|Malmierca, M - University Of Leon|
|Barua, J - University Of Cadiz|
|Cardoza, R - University Of Leon|
|Alexander, N - Retired ARS Employee|
|Izquierdo-bueno, I - University Of Cadiz|
|Barreiro, C - Inbiotec|
|Collado, I - University Of Cadiz|
|Monte, E - University Of Salamanca|
Submitted to: Meeting Abstract
Publication Type: Abstract Only
Publication Acceptance Date: 6/11/2015
Publication Date: 6/11/2015
Citation: Malmierca, M.G., Barua, J., McCormick, S.P., Cardoza, R.E., Alexander, N.J., Izquierdo-Bueno, I., Barreiro, C., Collado, I.G., Monte, E. 2015. Regulation of Botrytis cinerea virulence genes in interaction with Trichoderma arundinaceum is mediated by the sesquiterpene harzianum A. Meeting Abstract. 0710.

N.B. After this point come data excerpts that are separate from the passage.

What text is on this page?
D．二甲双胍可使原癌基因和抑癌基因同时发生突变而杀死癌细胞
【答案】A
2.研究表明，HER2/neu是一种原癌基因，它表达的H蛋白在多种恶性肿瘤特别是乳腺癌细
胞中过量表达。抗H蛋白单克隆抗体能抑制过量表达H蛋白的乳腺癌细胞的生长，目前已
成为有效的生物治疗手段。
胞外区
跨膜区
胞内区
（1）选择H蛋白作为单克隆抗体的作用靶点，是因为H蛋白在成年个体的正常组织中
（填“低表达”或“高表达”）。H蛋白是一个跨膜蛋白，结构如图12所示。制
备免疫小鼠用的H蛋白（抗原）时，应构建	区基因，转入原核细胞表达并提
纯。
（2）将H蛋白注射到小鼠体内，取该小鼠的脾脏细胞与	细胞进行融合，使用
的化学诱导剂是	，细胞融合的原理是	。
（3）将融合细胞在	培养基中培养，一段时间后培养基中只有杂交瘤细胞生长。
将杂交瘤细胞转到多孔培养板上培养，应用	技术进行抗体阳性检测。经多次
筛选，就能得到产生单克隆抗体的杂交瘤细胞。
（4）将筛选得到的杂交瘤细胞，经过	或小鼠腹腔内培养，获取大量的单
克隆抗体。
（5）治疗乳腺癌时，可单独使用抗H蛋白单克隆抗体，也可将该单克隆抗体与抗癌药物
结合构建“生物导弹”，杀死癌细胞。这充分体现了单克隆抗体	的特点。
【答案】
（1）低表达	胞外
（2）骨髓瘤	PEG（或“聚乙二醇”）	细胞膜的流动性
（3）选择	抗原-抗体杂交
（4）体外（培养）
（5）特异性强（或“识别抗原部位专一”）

Technical Abstract: Trichoderma includes a great diversity of species, some of them with the ability to control the growth of fungal phytopathogens. Many of these strains produce secondary metabolites that are able to inhibit the growth of their fungal preys. However, pathogens can also produce metabolites that in some cases belong to the same family of those produced by Trichoderma. In the present work we study the interaction between Harzianum A (HA) produced by T. arundinaceum (Ta37) and botrydial (BOT) produced by Botrytis cinerea. HA exhibits antifungal activity, and BOT is a strong virulence factor in plant disease. A procedure of confrontation between these two strains was implemented, followed by the analysis of gene expression by real-time PCR using mycelia isolated from the confrontation areas. To better characterize the regulatory responses produced by HA, the TaDTri5 mutant, isolated by disruption of tri5 gene and blocked in the synthesis of HA, was also used. It was observed that HA induced expression of genes involved in BOT biosynthesis when HA was added to B. cinerea growing alone. However, in confrontation experiments against TaDTri5 the expression of these genes was higher than in confrontation with Ta37, indicating that the mutant must produce some metabolite/s, responsible for such induction. A different metabolite production pattern was described for Ta37 and TaDTri5, which is in agreement with the proteomic characterization of these two strains, suggesting that genetic disruption of tri5 had a systemic effect of the fungal physiology not only restricted to the terpene pathway.